Of the countless challenges President-elect Joe Biden will face when he assumes office, few will be as daunting as reversing President Trump’s legacy of bulldozing multilateral institutions, ripping up past international agreements, shattering norms and undermining longstanding alliances.
Mr. Biden has vowed to turn the page on the “
aberration” of Mr. Trump’s foreign policy. Some Trump-induced changes will easily be reversed, but many will be challenging to unwind, and some are likely to be indelible. Mr. Trump, who has already undermined the international order and isolated the United States, now appears determined to use his final 10 weeks in office to pursue a scorched-earth foreign policy that will only make Mr. Biden’s job harder and leave the world even less stable on Jan. 20.
A few words in Mr. Biden’s inaugural speech about his commitment to multilateralism, diplomacy and human rights would set the right tone. On Nov. 4, the Trump administration
officially withdrew the United States from the Paris climate agreement, but Mr. Biden can easily rejoin it on his first day in office,
as he has vowed to do.
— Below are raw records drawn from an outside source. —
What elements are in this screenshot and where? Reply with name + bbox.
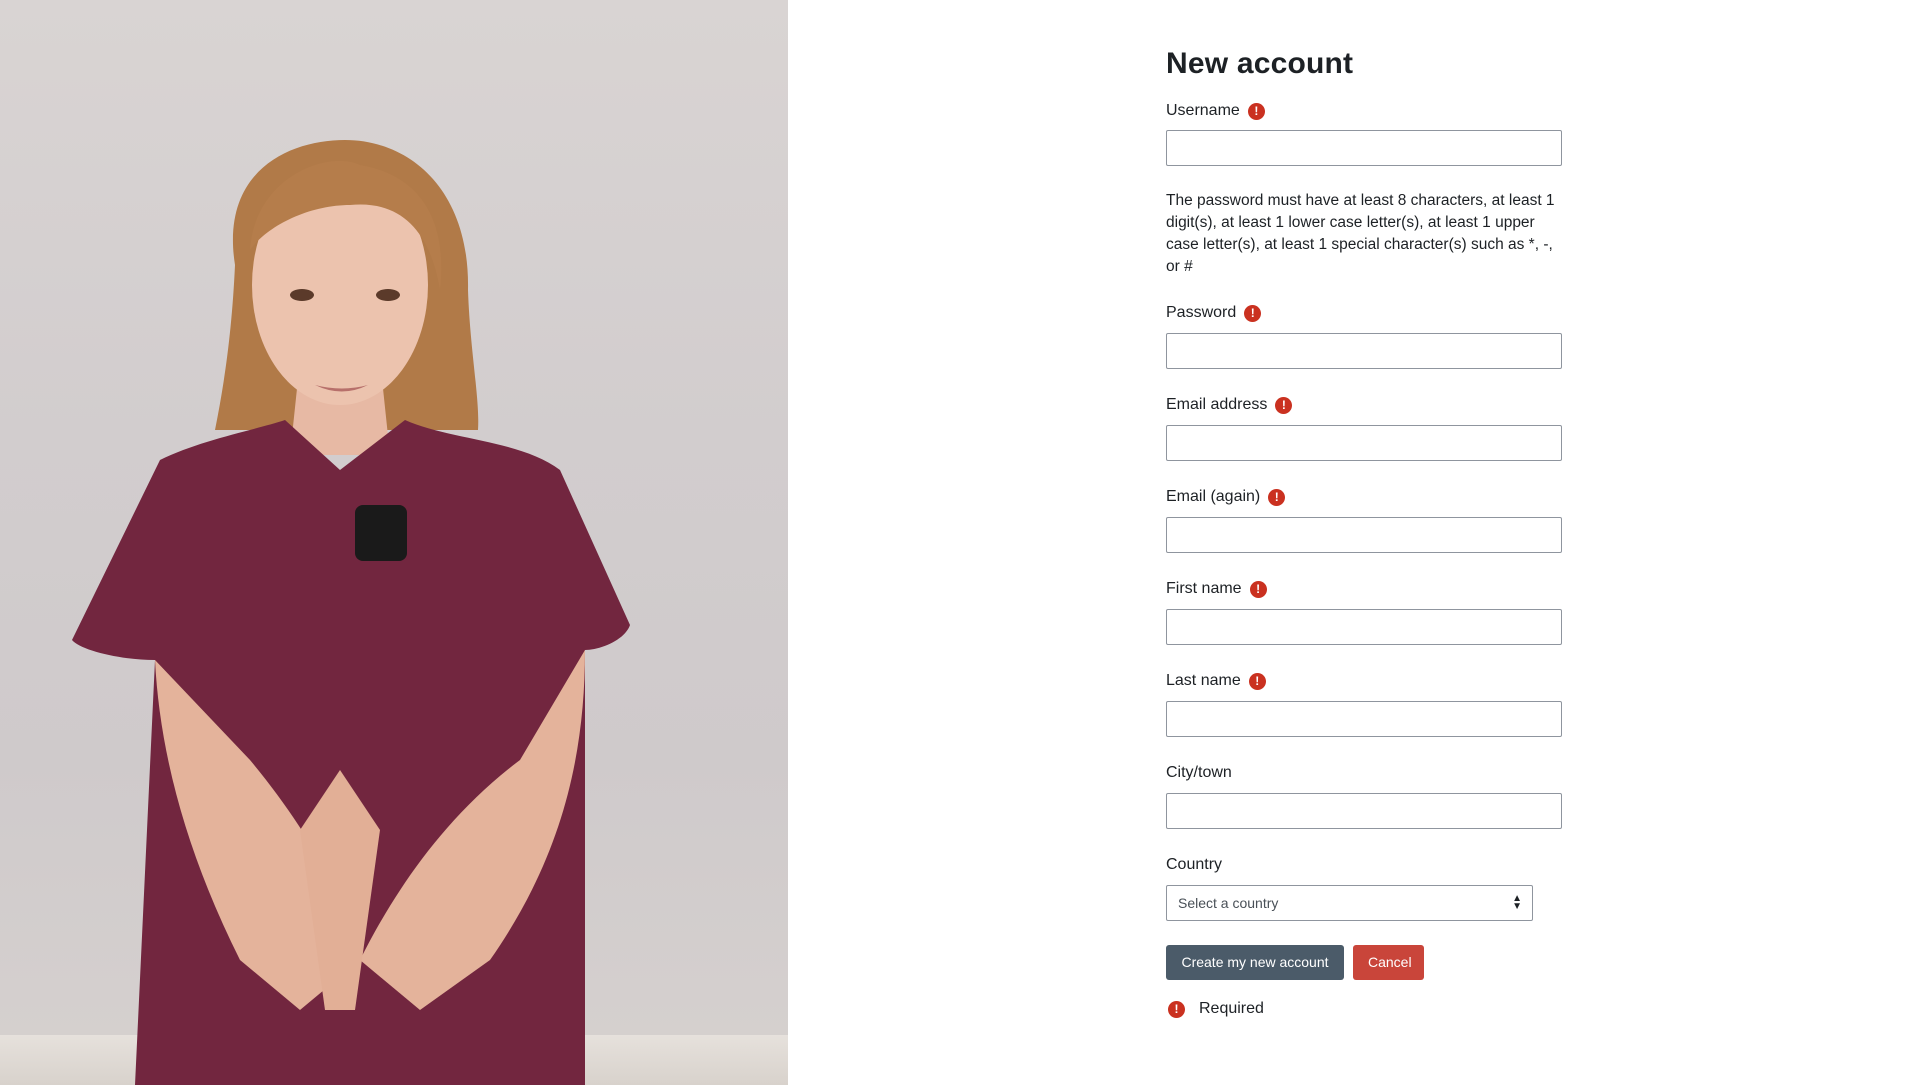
country-label-row: Country [1166,854,1566,876]
last-name-label-row: Last name ! [1166,670,1566,692]
password-policy-hint: The password must have at least 8 charac… [1166,192,1555,275]
last-name-label: Last name [1166,672,1241,689]
username-field-group: Username ! [1166,100,1566,122]
email-again-label-row: Email (again) ! [1166,486,1566,508]
required-icon: ! [1248,672,1266,690]
first-name-label: First name [1166,580,1242,597]
required-legend: ! Required [1168,1000,1264,1018]
country-label: Country [1166,856,1223,873]
presenter-video [0,0,788,1085]
email-field-group: Email address ! [1166,394,1566,416]
required-legend-text: Required [1199,1000,1264,1017]
required-icon: ! [1244,304,1262,322]
create-account-button[interactable]: Create my new account [1166,945,1344,980]
email-label: Email address [1166,396,1268,413]
first-name-label-row: First name ! [1166,578,1566,600]
first-name-input[interactable] [1166,609,1562,645]
required-icon: ! [1247,102,1265,120]
last-name-input[interactable] [1166,701,1562,737]
city-field-group: City/town [1166,762,1566,784]
page-title: New account [1166,47,1354,80]
required-icon: ! [1168,1000,1185,1018]
email-input[interactable] [1166,425,1562,461]
presenter-figure [72,140,630,1085]
email-again-label: Email (again) [1166,488,1261,505]
city-label-row: City/town [1166,762,1566,784]
city-label: City/town [1166,764,1232,781]
first-name-field-group: First name ! [1166,578,1566,600]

He can prevent our withdrawal from the World Health Organization, which doesn’t take effect until July 2021. The new president can also restore
President Barack Obama’s Cuba policy, reaffirm the United States’ commitment to NATO, and replace Mr. Trump’s partisan and often unqualified appointees.
But there is only so much low-hanging fruit, not least because the Trump administration has been working relentlessly to make many of these policies as difficult to reverse as possible.